Vapor Phase Dehydration of Glycerol to Acrolein Over Phosphotungstic Acid Catalyst Supported on Niobia

Abstract

The vapor phase dehydration of glycerol was carried out on niobia-supported phosphotungstic acid (PTA) catalysts. The catalysts were prepared by varying the active component PTA loadings ranging from 10 to 40 wt% on the support. The catalysts were characterized by powder X-ray diffraction, laser Raman spectroscopy, temperature programmed desorption of ammonia, ex-situ FT-IR spectra of adsorbed pyridine, BET surface area and pore size distribution.

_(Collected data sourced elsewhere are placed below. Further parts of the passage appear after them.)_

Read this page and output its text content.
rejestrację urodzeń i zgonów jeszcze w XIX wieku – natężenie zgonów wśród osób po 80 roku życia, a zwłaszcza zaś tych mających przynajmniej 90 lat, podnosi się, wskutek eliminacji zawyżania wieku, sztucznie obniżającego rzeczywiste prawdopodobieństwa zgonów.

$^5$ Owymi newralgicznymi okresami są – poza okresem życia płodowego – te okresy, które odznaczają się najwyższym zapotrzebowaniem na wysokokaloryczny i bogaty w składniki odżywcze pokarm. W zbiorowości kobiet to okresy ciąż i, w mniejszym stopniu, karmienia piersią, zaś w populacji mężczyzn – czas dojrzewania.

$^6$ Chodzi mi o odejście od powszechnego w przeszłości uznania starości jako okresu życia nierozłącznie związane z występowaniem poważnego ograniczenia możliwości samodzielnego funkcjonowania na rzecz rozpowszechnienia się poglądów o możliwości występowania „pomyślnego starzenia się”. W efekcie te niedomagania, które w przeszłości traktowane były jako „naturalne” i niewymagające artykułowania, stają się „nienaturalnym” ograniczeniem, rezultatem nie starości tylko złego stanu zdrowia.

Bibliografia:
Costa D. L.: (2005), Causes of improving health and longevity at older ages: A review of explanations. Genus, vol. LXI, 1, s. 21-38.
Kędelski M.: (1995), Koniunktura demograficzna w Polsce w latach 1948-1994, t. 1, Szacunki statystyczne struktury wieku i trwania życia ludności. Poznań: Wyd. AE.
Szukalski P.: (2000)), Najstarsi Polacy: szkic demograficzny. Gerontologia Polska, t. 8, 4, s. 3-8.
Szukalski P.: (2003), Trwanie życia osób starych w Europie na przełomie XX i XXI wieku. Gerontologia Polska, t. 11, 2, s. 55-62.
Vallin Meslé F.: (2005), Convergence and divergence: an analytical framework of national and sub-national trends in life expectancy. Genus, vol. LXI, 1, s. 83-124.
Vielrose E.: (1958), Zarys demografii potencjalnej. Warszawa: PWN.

The XRD results suggest that the active phase of phosphotungstic acid was found to be highly dispersed at lower PTA loadings on the support. The findings of Raman spectra reveals that the catalyst with 30 PTA/Nb-400 clearly exhibit the primary structure of Keggin ion of hetropolyacid on the niobia support. NH3-TPD experiments confirm that the acidity of the catalyst increases with increase of PTA loading and decreases at higher loadings. The nature of acidic sites on the catalyst surface was investigated by the ex-situ pyridine adsorbed FT-IR spectroscopy and the results suggest that the catalyst with 30 PTA/Nb has shown stronger Bronsted acidic sites. Pore size distribution reveals that 30 PTA/Nb-400 exhibited lager average pore diameter than the other loadings. The Nb2O5-supported PTA catalysts have shown remarkable catalytic performance during the dehydration of glycerol to acrolein. The catalytic properties during glycerol dehydration are related to the surface acidic functionality of the catalyst.